ProSocial Parent Coaching’s Sophie Grow
Sophie Grow launched ProSocial Parent Coaching in October to expand on her doula, parent coaching and early childhood development services. (Photo by Melissa Whitney Photography)

Getting ready for a new child often involves reading a few popular books, perhaps getting some advice from Mom and Dad or a few close friends, and can even include a dose of daydreaming about what it’s going to be like to have a little one in the house.

But as many parents end up realizing, nothing compares to hands-on experience and the challenges that arise out of a wide range of situations.

Prior to the birth of her first child, Philomath resident Sophie Grow had a background that included several types of interactions with children — from being an auntie to extensive work as a nanny and babysitter. None of that, she said, prepared her for becoming a parent.

“My first daughter was born with cancer and it rocked our world, changed our lives,” she said. “It really hurt my mental health and I felt really undersupported — my husband and I both. There was a process of learning self-awareness and self-regulation that turned out to be just like the best thing for our family.”

Grow, 34, wants to help others traverse the winding path of parenthood. In October, she launched ProSocial Parent Coaching, a series of online classes for moms with children under age 3 and with individual and group coaching sessions for parents with kids of all ages. 

“When I had the opportunity to start working with families, I came from it from a place of really understanding how difficult it is and the challenges that can arise because of lack of support,” Grow said.

Learning and developing ways to benefit both parent and child can be an important part of the process.

“It’s actually hard to grow new skills as a grown-up, sometimes, because we think we’re done learning and we’re not,” Grow said. “As a parent, we learn we’re not done learning and we learn right alongside our kid — then it feels kind of high stakes. So I was really inspired to try to find ways to bring a lot more confidence, calm and competence to families because of my own experiences.”

Grow said another factor revolves around mental health and advocating for other people as they start to empower themselves.

Through ProSocial Parent Coaching, Grow offers a virtual hub for new moms and dads to access resources, education and support through 1-on-1 and group coaching, as well as working with participants on course content.

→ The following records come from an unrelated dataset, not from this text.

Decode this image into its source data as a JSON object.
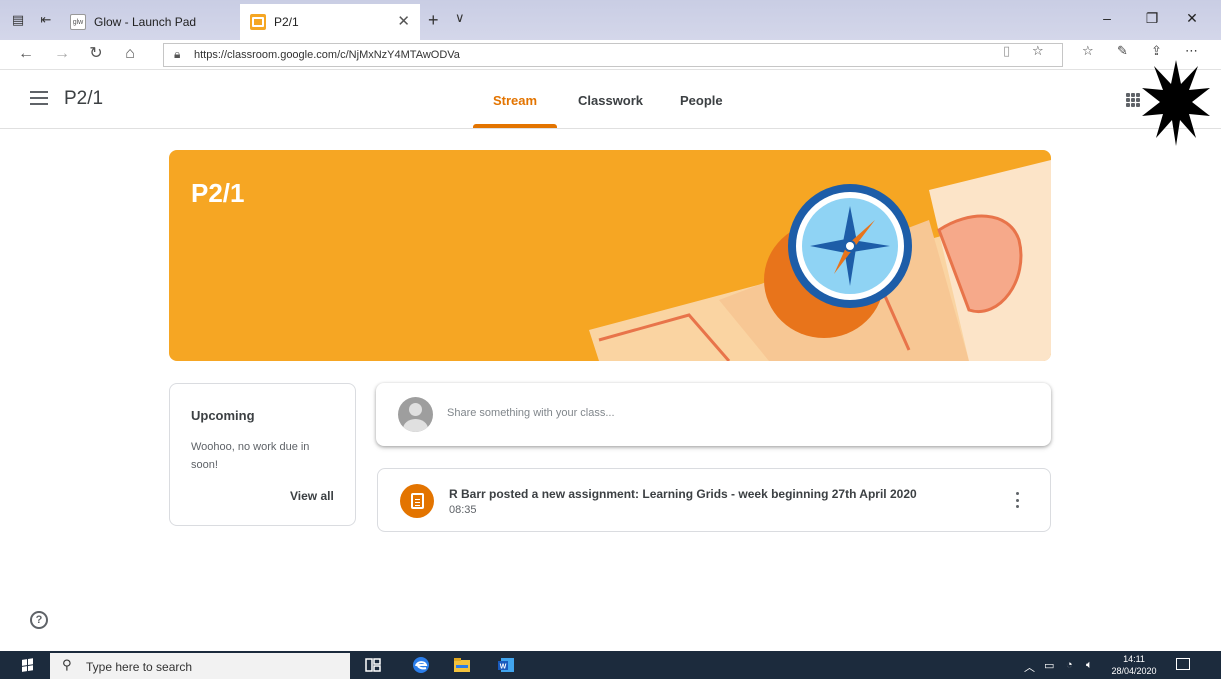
{
  "browser": {
    "tabs": [
      {
        "label": "Glow - Launch Pad",
        "favicon": "glow-icon",
        "active": false
      },
      {
        "label": "P2/1",
        "favicon": "google-classroom-icon",
        "active": true
      }
    ],
    "url": "https://classroom.google.com/c/NjMxNzY4MTAwODVa"
  },
  "app": {
    "class_name": "P2/1",
    "nav": [
      {
        "label": "Stream",
        "active": true
      },
      {
        "label": "Classwork",
        "active": false
      },
      {
        "label": "People",
        "active": false
      }
    ],
    "accent": "#e37400",
    "banner_color": "#f6a623"
  },
  "banner": {
    "title": "P2/1"
  },
  "upcoming": {
    "heading": "Upcoming",
    "message": "Woohoo, no work due in soon!",
    "view_all": "View all"
  },
  "share": {
    "placeholder": "Share something with your class..."
  },
  "post": {
    "title": "R Barr posted a new assignment: Learning Grids - week beginning 27th April 2020",
    "time": "08:35"
  },
  "taskbar": {
    "search_placeholder": "Type here to search",
    "time": "14:11",
    "date": "28/04/2020"
  }
}
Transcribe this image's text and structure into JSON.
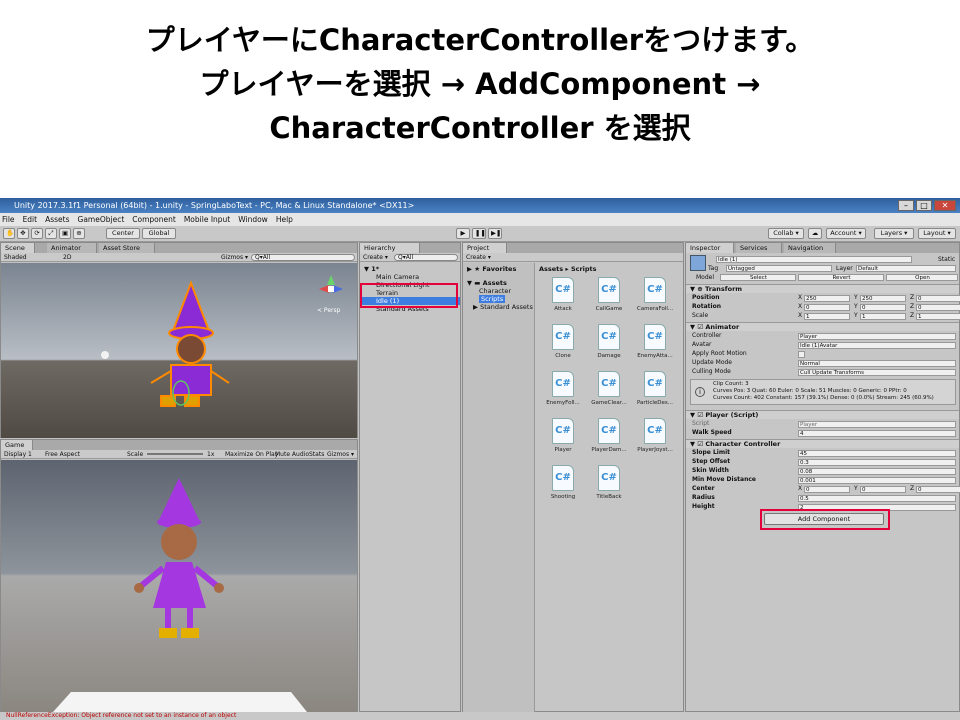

What can someone expect if they sign up?

“The most important thing for growing resilience is growing our relationships and so they can expect some tools and education around self-regulation, self-awareness,” Grow said, “and I like to add in the neurobiological aspects of using our body to try to pull up the playfulness that we want to experience with our kids or practice a calming that we can be for them.”

ProSocial Parent Coaching launched an eight-week cohort-model course Oct. 22 that will wrap up in early December. The course, which she calls “Listening Mothers,” is designed to provide training for new moms to learn how to cultivate the true self-compassionate care they need as a parent that will last well into toddler, preschool, grade school and high school periods of parenting.

Another course will start up in January.

“The nice thing about doing this cohort model is when it’s 1-on-1, you get to choose the times that’s most convenient for you and then we all choose the group coaching time to come together — there are two group coaching sessions,” she said.

Grow said she wanted to approach the sessions in that manner to allow for maximum accessibility with that extra level of convenience, instead of choosing a solid day and time when parents may be experiencing fatigue.

In addition to her business, Grow teaches for Linn-Benton Community College in the parent education department, which prior to the pandemic featured in-person classes. The online option she now offers has expanded accessibility.

“Moving to online is actually reaching a different audience because they weren’t able to come to those classes to begin with,” Grow said. “Oddly enough, thinking that I would be reaching the same group of parents that would be in my classes in person, that’s not who I’m reaching.”

Grow is also the founder of Grow Doula Services, for prenatal, birth and postpartum doula support, and Sophie Grow Coaching, offering one-on-one parent coaching backed by science and neurobiology.

Through her work, she specializes in providing training for parents with perinatal mood and anxiety disorders. Grow is a registered doula with Oregon Health Authority and the Department of Health, serving Medicaid-eligible birthing families in Marion, Lincoln, Linn and Benton counties.

“That’s really important to me because I can relate to people who have even less access to resources and need it the most,” she said.

She said her work is centered around bringing awareness to mental health with an emphasis on access for rural families and families experiencing high medical risk.

“Worst-case thinking is so limiting to parents,” she said. “It is hard on the body and it is really hard on relationships. I help parents imagine and create steps toward their version of best-case parenting, the parenting that fits them and their child like a glove and feels like a dream. Is it perfect? No. But it’s beautiful because it’s by that parent’s design and feels like rising to the challenge with grit and joy for what is to come.”

Grow’s first daughter, by the way, is 9 years old now and has been considered cleared of cancer since age 3.